Tuesday, November 10, 2009

German Type 212 Submarine


The German Type 212 is a highly advanced design of non-nuclear submarine (U-Boat) developed by Howaldtswerke-Deutsche Werft AG (HDW) for the German Navy. It features diesel propulsion and an additional air-independent propulsion (AIP) system using Siemens proton exchange membrane (PEM) hydrogen fuel cells. The submarine can operate at high speed on diesel power or switch to the AIP system for silent slow cruising, staying submerged for up to three weeks without surfacing and with no exhaust heat. The system is also said to be vibration-free, extremely quiet and virtually undetectable.
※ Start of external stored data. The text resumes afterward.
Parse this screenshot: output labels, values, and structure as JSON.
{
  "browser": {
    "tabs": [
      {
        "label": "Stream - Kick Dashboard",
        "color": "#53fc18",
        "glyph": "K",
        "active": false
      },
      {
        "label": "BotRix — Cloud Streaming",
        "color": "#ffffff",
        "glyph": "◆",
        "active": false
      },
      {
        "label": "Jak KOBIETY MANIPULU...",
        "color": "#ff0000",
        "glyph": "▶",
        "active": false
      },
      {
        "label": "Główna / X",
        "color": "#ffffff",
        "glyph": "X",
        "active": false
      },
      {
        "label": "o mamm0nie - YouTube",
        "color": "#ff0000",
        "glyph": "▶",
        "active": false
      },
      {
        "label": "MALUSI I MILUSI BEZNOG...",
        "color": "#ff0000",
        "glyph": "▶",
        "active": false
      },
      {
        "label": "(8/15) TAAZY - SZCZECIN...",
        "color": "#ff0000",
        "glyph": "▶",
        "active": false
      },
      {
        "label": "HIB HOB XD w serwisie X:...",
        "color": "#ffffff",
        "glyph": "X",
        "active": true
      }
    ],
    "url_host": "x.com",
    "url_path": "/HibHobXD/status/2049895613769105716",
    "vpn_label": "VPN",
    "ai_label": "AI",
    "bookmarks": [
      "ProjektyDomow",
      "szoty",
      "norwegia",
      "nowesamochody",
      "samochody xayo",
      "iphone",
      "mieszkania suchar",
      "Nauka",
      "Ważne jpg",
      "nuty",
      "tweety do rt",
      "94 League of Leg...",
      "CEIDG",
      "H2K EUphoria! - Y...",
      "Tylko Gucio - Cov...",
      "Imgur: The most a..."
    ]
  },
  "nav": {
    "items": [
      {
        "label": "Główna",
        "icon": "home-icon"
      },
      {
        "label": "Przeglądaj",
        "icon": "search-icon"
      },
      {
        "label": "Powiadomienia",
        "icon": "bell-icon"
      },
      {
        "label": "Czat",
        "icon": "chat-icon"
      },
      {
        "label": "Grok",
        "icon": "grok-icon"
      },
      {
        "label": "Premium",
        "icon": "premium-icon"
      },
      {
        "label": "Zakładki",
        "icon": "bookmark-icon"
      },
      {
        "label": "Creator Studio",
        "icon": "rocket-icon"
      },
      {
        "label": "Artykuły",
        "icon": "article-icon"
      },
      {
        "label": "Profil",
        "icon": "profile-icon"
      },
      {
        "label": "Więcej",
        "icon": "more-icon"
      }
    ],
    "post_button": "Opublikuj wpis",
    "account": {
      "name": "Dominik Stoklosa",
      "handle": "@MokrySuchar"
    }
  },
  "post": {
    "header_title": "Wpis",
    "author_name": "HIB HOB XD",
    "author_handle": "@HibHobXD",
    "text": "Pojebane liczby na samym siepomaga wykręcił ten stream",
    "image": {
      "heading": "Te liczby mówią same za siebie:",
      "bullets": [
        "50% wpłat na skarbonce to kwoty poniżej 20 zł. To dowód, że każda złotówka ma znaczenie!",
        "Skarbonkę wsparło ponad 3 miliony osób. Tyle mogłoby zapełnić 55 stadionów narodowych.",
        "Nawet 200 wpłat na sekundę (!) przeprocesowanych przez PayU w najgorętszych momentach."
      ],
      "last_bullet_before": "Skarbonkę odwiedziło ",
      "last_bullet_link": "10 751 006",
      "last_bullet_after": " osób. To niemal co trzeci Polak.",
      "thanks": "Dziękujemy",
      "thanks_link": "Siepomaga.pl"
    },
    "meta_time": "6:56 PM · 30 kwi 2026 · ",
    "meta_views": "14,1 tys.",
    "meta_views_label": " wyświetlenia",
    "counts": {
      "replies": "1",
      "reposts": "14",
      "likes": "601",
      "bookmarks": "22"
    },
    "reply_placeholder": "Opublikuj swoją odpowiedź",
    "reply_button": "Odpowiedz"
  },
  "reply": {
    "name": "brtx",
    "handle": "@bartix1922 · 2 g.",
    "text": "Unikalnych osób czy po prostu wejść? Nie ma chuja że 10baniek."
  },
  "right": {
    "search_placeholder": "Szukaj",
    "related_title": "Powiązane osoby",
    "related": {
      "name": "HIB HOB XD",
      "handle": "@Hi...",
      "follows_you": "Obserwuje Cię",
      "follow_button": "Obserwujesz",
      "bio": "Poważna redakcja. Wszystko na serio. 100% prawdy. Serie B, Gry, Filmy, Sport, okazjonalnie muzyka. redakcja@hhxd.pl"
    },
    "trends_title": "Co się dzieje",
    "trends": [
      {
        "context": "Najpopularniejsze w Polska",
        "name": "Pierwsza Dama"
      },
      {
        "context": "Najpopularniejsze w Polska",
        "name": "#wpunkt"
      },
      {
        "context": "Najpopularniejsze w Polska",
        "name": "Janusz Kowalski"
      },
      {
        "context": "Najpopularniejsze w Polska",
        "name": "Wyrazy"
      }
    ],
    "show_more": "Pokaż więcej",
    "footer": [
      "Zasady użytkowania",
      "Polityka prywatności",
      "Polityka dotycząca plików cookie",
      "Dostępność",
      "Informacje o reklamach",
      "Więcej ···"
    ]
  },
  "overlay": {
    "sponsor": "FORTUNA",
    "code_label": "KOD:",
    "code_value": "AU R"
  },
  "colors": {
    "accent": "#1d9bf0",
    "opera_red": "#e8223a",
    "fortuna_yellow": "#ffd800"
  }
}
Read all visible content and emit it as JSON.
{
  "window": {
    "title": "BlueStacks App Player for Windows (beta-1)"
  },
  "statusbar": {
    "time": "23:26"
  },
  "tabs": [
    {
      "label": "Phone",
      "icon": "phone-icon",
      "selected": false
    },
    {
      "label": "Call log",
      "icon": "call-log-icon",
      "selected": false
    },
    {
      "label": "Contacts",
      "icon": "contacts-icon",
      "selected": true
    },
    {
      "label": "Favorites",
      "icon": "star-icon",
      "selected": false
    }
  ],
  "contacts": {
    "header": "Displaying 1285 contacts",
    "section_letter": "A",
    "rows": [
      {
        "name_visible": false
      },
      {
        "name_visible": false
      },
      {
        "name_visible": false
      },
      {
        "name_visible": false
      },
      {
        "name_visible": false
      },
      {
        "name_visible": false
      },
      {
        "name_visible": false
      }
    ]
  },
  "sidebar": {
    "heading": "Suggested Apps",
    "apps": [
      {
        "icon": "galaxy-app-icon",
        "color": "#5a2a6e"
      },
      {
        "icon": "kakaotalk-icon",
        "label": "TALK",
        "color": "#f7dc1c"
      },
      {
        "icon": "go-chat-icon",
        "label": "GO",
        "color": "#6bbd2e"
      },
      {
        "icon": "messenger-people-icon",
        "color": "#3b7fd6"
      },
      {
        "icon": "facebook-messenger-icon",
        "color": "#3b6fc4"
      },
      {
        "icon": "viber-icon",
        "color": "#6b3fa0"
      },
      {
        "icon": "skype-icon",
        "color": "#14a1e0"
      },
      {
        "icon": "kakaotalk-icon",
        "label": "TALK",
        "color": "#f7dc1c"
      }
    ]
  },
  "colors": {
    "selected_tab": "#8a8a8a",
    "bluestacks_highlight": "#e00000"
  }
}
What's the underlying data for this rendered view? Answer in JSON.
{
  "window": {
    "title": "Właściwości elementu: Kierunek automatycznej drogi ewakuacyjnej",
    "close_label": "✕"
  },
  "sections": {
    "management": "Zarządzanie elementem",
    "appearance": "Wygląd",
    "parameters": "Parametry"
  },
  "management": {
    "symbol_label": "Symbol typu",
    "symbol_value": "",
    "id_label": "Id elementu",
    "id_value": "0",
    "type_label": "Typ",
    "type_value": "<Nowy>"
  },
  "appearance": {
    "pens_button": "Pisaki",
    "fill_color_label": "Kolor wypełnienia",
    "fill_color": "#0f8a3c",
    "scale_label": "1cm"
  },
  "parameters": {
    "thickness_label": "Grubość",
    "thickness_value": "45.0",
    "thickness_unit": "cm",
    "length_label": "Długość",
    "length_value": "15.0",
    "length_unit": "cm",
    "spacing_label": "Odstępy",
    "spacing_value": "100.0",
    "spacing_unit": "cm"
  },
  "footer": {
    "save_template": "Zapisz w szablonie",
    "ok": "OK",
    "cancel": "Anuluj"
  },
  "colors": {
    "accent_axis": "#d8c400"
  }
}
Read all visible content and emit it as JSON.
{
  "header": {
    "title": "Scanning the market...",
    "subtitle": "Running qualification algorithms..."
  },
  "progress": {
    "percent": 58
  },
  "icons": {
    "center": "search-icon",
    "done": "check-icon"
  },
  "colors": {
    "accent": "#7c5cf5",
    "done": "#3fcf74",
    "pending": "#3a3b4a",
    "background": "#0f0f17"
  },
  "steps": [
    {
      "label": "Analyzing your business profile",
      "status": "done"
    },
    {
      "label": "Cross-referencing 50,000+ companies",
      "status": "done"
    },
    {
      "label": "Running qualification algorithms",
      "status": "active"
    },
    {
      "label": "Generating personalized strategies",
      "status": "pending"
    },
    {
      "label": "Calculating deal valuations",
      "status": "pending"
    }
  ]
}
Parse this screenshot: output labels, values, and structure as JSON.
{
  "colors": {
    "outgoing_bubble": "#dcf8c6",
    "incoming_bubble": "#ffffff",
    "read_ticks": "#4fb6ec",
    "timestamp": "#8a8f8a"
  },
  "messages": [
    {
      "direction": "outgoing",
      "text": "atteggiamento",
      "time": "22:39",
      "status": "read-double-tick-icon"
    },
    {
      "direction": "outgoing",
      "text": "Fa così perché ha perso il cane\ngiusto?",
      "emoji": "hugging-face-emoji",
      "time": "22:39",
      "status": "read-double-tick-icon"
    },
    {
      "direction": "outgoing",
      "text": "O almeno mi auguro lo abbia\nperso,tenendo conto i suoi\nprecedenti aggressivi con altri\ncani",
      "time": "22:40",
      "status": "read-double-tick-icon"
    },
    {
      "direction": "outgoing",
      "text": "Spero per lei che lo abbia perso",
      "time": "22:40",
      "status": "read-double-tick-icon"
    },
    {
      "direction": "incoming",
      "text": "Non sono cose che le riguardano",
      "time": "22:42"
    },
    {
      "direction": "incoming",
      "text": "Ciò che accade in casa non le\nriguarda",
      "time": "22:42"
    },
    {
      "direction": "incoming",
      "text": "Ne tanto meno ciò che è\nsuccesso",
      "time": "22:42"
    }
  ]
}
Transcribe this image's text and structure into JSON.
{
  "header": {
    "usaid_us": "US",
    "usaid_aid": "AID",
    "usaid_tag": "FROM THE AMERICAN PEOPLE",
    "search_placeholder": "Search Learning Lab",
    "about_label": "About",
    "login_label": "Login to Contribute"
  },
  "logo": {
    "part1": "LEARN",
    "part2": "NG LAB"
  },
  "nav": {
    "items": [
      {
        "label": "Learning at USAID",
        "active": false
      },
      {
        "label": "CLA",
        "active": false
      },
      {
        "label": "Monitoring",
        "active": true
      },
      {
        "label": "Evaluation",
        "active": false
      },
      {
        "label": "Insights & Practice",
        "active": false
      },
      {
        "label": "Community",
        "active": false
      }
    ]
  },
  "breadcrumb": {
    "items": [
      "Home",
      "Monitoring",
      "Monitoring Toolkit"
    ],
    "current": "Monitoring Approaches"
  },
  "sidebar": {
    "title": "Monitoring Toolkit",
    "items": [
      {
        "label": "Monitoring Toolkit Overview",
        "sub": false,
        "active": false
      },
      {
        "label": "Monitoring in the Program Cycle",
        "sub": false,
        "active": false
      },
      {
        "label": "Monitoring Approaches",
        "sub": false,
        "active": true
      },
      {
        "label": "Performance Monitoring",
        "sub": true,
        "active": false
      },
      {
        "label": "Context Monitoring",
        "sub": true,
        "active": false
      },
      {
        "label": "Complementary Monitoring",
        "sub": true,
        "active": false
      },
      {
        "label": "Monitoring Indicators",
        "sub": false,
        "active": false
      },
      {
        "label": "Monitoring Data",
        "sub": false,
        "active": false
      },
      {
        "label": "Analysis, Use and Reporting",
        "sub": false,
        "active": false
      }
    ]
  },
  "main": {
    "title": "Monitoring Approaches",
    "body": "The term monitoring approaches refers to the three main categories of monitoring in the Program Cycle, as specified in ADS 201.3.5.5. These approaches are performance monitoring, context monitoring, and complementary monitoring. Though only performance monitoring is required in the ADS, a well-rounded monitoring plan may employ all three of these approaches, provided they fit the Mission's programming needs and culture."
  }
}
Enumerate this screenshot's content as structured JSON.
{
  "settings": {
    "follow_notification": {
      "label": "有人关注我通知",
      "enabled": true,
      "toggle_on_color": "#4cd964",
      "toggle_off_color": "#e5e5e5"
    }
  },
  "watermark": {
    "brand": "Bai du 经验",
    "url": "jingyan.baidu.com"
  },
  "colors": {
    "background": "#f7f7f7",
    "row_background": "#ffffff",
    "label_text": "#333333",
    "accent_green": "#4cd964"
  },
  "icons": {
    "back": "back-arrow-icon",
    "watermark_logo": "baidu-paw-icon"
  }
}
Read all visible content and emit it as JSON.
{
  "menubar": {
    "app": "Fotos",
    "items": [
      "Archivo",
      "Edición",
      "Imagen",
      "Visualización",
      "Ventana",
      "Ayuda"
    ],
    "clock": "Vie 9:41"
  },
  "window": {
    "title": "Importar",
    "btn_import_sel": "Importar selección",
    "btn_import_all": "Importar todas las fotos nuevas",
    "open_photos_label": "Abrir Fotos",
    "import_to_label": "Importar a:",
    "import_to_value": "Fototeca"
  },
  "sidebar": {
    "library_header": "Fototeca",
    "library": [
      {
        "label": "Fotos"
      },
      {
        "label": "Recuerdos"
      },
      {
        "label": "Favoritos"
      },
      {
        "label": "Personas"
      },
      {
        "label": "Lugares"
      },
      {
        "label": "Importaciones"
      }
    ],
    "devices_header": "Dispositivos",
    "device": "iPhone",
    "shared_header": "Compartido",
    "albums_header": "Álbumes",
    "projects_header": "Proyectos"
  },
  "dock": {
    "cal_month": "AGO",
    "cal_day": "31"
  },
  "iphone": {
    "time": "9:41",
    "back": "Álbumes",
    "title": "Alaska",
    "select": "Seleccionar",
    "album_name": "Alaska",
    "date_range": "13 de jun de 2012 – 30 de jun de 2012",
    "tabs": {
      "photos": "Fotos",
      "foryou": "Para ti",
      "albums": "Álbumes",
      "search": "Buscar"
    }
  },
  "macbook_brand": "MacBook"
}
Type 212 is the first of the only two fuel cell propulsion system equipped submarines ready for series production by 2007, the other being the Project 677 Lada class submarine designed by Russian Rubin Design Bureau.

General characteristics
Displacement: 1'450 tons surfaced
1'830 tons submerged
Length: 56 m (183.7 ft)
57.2 m (187.66 ft) (2nd batch)
Beam: 7 m (22.96 ft)
Draft: 6 m (19.68 ft)
Propulsion: 1 MTU 16V 396 diesel-engine[1]
9 HDW/Siemens PEM fuel cells, 30-40 kW each (U31)
2 HDW/Siemens PEM fuel cells 120 kW (U32, U33, U34)
1 Siemens Permasyn electric motor 1700 kW, driving a single seven-bladed skewback propeller
Speed: 20 knots (37 km/h) submerged, 12 knots surfaced[2]
Range:
8,000 nm (14'800 km, or 9'196 miles) at 8 knots (15 km/h) surfaced
3 weeks without snorkeling, 12 weeks overall
Test depth: over 700 m (2,296 ft)[3]
Complement: 5 officers, 22 men
Armament: 6 x 533 mm torpedo tubes (in 2 forward pointing groups of 3) with 12 DM2A4, A184 Mod.3, BlackShark torpedoes, IDAS missiles and 24 external naval mines.